すごいものを観ると人は笑う 『One Woman Show』オノ・ヨーコ
(この記事は2015年7月15日に書かれたものです)
先日、ニューヨーク近代美術館(MoMA)で開催されていたオノ・ヨーコさんの「Yoko Ono: One Woman Show 1960-1971」に行きました。映像、言葉、オブジェ、パフォーマンス・アートなど様々な形式の作品が展示されており、とても興味深いものでした。
恥ずかしながら、行く前の私は「そもそもオノ・ヨーコって何のアーティスト?」というレベルでした。アーティストだってことは知っているけれども、絵の人?写真の人?
しかし、観に行って分かったことがあります。意外にも私の第一印象は間違っていなかったのかもしれない。つまり、彼女は画家だとか写真家だとか、特定の枠にははめることのできない、あらゆるものをアートにしてしまう人だということです。
彼女の作品を観ていて、自然と笑ってしまっている自分がいました。サッカーなどスポーツで素晴らしいプレーを観たり、マイケル・ジャクソンのダンスを観たり、「すごすぎる!」ものを観ると思わず笑ってしまうことってありませんか?あの感覚です。
私が笑ってしまった理由は、彼女が「なんでもないものをアートに昇華させる」天才だったからです。普通の人は気づかないありふれたものが、オノ・ヨーコが見るとこんな風になるんだ!と衝撃の連続でした。
会場に入ると一番に目に入ってくるリンゴ。一緒に行った友人が「私にはこのリンゴに何の意味があるのか分からなかったけど、何だこれ?と思わせた時点でオノ・ヨーコの勝ちなんだと思う」と言っていました。
4つあるのに"Three Spoons"という名前の作品。ちなみに4つなのに3つのスプーンなのは、時に言っていることと実際のものは違うことがある、ということを表現したのだそう。
使っているものはなんでもない誰でも手に入れられるものなのに、それをアートとして全面に出してくる潔さ。それが彼女の作品の特徴のひとつなのだと思います。

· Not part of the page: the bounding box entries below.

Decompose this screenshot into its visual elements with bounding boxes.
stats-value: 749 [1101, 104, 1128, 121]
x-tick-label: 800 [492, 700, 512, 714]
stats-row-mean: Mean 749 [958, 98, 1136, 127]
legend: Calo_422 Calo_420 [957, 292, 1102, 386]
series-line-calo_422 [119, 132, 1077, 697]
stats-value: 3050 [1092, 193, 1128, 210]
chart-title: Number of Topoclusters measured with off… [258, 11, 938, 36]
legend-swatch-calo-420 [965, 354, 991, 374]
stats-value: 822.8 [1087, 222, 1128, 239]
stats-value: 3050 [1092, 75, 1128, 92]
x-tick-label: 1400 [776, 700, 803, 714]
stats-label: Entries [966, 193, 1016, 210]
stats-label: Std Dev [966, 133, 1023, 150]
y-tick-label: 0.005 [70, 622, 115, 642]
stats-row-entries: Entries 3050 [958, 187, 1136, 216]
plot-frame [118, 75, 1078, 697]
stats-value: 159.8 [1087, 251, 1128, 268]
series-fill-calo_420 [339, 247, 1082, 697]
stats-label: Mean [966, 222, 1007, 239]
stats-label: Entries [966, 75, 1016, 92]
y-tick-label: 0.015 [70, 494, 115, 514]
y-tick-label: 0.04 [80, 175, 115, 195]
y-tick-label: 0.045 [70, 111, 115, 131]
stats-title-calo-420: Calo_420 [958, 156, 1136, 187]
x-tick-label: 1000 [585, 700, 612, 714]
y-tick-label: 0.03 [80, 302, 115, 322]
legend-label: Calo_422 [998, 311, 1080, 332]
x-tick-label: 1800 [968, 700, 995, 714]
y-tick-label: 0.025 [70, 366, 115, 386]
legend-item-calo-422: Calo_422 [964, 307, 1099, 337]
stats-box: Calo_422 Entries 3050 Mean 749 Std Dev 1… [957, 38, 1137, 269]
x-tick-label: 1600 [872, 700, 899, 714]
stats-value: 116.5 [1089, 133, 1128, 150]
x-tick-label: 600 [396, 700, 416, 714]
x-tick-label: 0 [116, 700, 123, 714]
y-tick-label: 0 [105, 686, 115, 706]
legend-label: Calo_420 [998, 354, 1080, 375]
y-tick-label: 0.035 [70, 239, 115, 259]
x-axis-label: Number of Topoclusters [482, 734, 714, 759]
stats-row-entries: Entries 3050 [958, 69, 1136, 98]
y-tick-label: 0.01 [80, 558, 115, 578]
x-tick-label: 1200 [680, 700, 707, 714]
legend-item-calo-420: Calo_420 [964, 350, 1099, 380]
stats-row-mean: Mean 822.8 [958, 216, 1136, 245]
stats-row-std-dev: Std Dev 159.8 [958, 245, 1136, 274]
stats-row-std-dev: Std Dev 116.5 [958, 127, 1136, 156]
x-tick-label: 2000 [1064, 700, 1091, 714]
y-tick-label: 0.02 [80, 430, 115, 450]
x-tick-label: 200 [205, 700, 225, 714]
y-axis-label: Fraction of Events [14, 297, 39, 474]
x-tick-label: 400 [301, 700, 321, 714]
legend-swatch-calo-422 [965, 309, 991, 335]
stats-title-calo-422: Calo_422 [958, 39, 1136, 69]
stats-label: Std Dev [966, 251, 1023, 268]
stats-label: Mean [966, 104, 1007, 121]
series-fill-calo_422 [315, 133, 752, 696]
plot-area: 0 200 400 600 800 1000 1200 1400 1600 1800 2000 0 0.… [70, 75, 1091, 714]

オノ・ヨーコの直筆の字がFLYの部分。なんだか可愛くてフォントが作れそうだと思いました。その下は彼女のディレクションを別の人が書き記したもの。結局メリーじゃなくてもいいの?昆虫でもいいの?と振り回されてしまうけど、そこが面白い。
空の見える螺旋階段は、一人しか登れないもの。他にも観客が踏むことで完成する作品、観客が中に入って動く作品など、観客参加型の作品が沢山あり「美術館のものを触ってはいけない」という常識を覆すものが、この時代に既に作られていたことに驚きました。
また、当時の彼女が作ったフライヤーなどが多数展示されていましたが、今見ても全く古くないのです。当時は今のように便利なソフトなど一切なかったのに、それでそこまでのクオリティが出せることに衝撃を受けました。
この作品展は、あくまでMoMAの一部分で開催されているものですが、そうとは思えないほど見応えたっぷりでした。MoMAを後にして、なぜジョン・レノンはオノ・ヨーコに惹かれたのか?が分かったような気がしました。
「One Woman Show」は2015年9月7日まで。